Записи в дневнике Димитрова так передают суть слов Сталина, которые легли в основу упомянутой статьи, датированной 7 сентября 1939 г. (через неделю после начала войны): «Война идет между двумя группами капиталистических стран… За передел мира, за господство над миром! Мы не прочь, чтобы они подрались хорошенько и ослабили друг друга… Мы можем маневрировать, подталкивать одну сторону против другой, чтобы лучше разодрались. Пакт о ненападении в некоторой степени помогает Германии… Теперь фашистское государство [Польша] угнетает украинцев, белорусов и т. д. Уничтожение этого государства в нынешних условиях означало бы одним буржуазным фашистским государством меньше! Что плохого было бы, если бы в результате разгрома Польши мы распространили социалистическую систему на новые территории и население?»

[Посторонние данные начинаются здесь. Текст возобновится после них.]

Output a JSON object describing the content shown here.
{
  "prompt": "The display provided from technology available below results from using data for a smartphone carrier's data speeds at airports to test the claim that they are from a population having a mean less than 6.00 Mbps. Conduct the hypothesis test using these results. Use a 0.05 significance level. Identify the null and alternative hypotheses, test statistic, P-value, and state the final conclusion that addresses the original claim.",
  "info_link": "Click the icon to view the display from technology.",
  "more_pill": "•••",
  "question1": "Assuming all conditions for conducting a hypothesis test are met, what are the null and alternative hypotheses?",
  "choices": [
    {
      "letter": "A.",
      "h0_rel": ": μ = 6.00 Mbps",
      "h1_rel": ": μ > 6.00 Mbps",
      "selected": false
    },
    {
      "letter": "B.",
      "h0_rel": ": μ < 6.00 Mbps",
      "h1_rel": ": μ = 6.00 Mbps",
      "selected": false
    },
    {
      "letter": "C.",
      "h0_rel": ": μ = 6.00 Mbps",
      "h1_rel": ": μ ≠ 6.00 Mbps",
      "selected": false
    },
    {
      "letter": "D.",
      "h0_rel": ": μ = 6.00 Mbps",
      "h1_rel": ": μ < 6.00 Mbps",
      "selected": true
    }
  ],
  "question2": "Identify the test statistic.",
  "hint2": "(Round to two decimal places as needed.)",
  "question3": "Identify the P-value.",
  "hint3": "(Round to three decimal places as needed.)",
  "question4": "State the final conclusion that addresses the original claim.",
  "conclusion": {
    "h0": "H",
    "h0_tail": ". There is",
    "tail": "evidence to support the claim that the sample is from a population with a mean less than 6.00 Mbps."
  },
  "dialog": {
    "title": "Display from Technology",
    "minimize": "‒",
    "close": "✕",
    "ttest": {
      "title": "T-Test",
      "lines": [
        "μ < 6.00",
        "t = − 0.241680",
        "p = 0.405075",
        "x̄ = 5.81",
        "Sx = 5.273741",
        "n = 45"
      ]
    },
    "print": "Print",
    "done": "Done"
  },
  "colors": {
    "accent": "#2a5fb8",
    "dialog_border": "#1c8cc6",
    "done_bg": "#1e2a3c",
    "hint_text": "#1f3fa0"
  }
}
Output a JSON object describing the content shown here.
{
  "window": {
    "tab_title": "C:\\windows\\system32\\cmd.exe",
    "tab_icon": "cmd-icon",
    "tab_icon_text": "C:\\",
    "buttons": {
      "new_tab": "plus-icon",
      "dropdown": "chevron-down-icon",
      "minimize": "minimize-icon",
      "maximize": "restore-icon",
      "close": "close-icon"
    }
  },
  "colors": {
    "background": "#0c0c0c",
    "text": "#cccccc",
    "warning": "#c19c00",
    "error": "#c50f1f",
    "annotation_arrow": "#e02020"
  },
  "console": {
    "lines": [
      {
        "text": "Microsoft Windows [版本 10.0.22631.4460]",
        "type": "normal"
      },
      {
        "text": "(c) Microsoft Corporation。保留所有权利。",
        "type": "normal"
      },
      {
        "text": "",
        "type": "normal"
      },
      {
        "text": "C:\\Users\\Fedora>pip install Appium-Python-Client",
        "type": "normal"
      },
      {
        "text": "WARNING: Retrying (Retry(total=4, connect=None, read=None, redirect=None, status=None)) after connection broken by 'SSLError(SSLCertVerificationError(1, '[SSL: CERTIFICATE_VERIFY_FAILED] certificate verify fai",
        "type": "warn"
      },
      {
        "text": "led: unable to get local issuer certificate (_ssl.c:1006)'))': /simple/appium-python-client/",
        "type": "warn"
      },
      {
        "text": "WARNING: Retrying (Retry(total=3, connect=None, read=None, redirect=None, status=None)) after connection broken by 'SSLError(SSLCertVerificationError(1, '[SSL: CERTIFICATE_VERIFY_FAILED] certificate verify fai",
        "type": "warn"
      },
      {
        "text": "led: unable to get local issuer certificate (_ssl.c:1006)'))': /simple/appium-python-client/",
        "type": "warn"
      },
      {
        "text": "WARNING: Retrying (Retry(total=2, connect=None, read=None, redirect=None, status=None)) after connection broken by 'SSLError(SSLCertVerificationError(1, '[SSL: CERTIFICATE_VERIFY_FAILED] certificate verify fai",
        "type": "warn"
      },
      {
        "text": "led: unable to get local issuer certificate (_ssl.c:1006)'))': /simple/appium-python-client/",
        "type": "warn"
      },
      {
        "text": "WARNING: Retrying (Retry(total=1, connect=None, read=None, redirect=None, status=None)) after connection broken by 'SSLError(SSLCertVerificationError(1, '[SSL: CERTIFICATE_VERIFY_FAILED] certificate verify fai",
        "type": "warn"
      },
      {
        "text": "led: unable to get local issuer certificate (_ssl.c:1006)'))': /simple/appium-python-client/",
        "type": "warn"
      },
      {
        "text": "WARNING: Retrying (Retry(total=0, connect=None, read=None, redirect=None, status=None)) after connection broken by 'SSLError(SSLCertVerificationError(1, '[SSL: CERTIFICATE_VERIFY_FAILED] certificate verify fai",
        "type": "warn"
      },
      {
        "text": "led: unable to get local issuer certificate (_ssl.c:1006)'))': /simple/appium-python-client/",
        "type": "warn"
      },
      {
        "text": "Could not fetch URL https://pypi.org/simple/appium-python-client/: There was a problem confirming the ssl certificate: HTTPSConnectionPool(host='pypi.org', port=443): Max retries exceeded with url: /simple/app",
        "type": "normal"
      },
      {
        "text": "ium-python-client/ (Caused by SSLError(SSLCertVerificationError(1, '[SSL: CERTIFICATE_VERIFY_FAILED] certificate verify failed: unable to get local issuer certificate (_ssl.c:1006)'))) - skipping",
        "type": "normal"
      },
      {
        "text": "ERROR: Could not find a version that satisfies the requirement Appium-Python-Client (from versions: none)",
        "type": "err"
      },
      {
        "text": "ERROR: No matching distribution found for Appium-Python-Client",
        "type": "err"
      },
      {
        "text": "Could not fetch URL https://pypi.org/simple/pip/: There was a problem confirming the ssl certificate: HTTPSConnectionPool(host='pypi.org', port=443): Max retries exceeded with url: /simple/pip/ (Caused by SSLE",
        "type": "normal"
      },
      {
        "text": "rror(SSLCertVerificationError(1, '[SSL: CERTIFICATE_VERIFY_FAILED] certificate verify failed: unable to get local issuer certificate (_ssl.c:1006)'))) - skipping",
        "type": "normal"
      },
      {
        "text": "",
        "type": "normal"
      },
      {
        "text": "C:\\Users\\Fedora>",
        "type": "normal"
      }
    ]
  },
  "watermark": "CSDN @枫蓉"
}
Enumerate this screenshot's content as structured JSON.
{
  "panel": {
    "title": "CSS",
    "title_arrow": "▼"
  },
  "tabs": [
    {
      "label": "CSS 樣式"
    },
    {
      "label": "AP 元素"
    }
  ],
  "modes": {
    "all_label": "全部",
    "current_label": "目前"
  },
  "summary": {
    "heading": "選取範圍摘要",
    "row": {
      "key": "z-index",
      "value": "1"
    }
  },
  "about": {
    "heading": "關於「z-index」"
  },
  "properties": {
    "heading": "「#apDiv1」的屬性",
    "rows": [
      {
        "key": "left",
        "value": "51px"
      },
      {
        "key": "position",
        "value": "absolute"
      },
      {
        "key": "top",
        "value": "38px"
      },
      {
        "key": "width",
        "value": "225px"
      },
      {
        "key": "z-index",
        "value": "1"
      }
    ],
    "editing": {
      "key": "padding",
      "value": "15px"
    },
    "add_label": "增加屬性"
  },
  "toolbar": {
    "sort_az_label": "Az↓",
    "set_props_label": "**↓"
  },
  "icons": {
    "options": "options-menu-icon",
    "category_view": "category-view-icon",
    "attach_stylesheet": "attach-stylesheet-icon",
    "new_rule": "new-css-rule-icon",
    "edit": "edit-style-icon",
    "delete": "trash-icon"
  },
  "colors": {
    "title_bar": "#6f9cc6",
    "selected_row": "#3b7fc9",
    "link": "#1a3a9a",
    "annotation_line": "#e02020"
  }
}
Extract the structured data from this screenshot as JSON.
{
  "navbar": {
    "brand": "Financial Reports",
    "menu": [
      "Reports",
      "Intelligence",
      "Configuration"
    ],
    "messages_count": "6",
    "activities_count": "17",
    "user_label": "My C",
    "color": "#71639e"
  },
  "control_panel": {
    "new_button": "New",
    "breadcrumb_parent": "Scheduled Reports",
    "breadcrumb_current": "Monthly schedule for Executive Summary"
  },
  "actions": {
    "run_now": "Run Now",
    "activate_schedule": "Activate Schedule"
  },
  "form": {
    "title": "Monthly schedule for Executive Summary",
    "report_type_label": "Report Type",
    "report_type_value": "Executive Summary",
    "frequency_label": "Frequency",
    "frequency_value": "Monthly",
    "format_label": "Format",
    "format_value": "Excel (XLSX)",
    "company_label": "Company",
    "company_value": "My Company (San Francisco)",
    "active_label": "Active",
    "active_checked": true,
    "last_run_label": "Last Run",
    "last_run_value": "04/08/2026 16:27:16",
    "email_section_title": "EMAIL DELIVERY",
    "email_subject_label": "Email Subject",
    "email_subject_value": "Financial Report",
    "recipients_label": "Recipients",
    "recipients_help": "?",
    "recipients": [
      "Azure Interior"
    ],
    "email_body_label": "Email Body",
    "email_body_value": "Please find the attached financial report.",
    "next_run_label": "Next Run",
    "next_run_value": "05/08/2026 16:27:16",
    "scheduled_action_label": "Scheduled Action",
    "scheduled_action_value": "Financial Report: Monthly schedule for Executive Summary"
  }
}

Для тактики Коммунистического Интернационала и компартий важно следующее: «До войны противопоставление фашизму демократического режима было совершенно правильно. Во время войны между империалистическими державами это уже неправильно. Деление капиталистических государств на фашистские и демократические потеряло прежний смысл… Единый народный фронт вчерашнего дня был для облегчения положения рабов при капиталистическом режиме. В условиях империалистической войны поставлен вопрос об уничтожении рабства! Стоять сегодня на позициях вчерашнего дня (единый народный фронт, единство нации) означает скатываться на позиции буржуазии. Этот лозунг снимается».
Подобная линия, помимо того что подготавливала вступление советских войск в Польшу несколькими днями спустя, заблаговременно легитимировала условия секретного протокола к советско-германскому пакту ссылкой на положение украинцев и белорусов, которых Польша отобрала у Российской империи еще в 1919 г. в результате принятых странами-победительницами в Версале решений. Это никоим образом не означало отказа от дальнейшего распространения социалистической системы{64}.
«Только слепые могут не видеть, — писал затем Димитров в составленном вместе со Сталиным тексте, — и только законченные шарлатаны и лжецы могут отрицать тот факт, что эта война не имеет целью защиту демократии или свободы и независимости малых народов».
Таким образом, совсем не ожидая, что Гитлер победит Францию «одной левой», Сталин, конечно, видел в пакте своего рода ответ на Мюнхен, но вместе с тем соглашение, отнюдь не влияющее на будущность его глобальной стратегии европейской революции (невзирая на «шутку» по поводу Коминтерна). Пакт давал ему выигрыш во времени и пространстве. По крайней мере, так ему казалось в сентябре 1939 г. Девять месяцев спустя, после разгрома Франции, эти перспективы утратили смысл. Однако кое-какие «остатки» былых надежд еще сохранялись. Например, брошюра «Тореза — к власти», выпущенная в Париже летом 1940 г., показывает, что Коминтерн находил параллель между Францией 1940 г. и Россией 1917-го — тот же оккупант (немцы), тот же кризис власти, которую необходимо взять в свои руки… Именно эта «листовка» так сильно пугала генерала Вейгана в час национального поражения.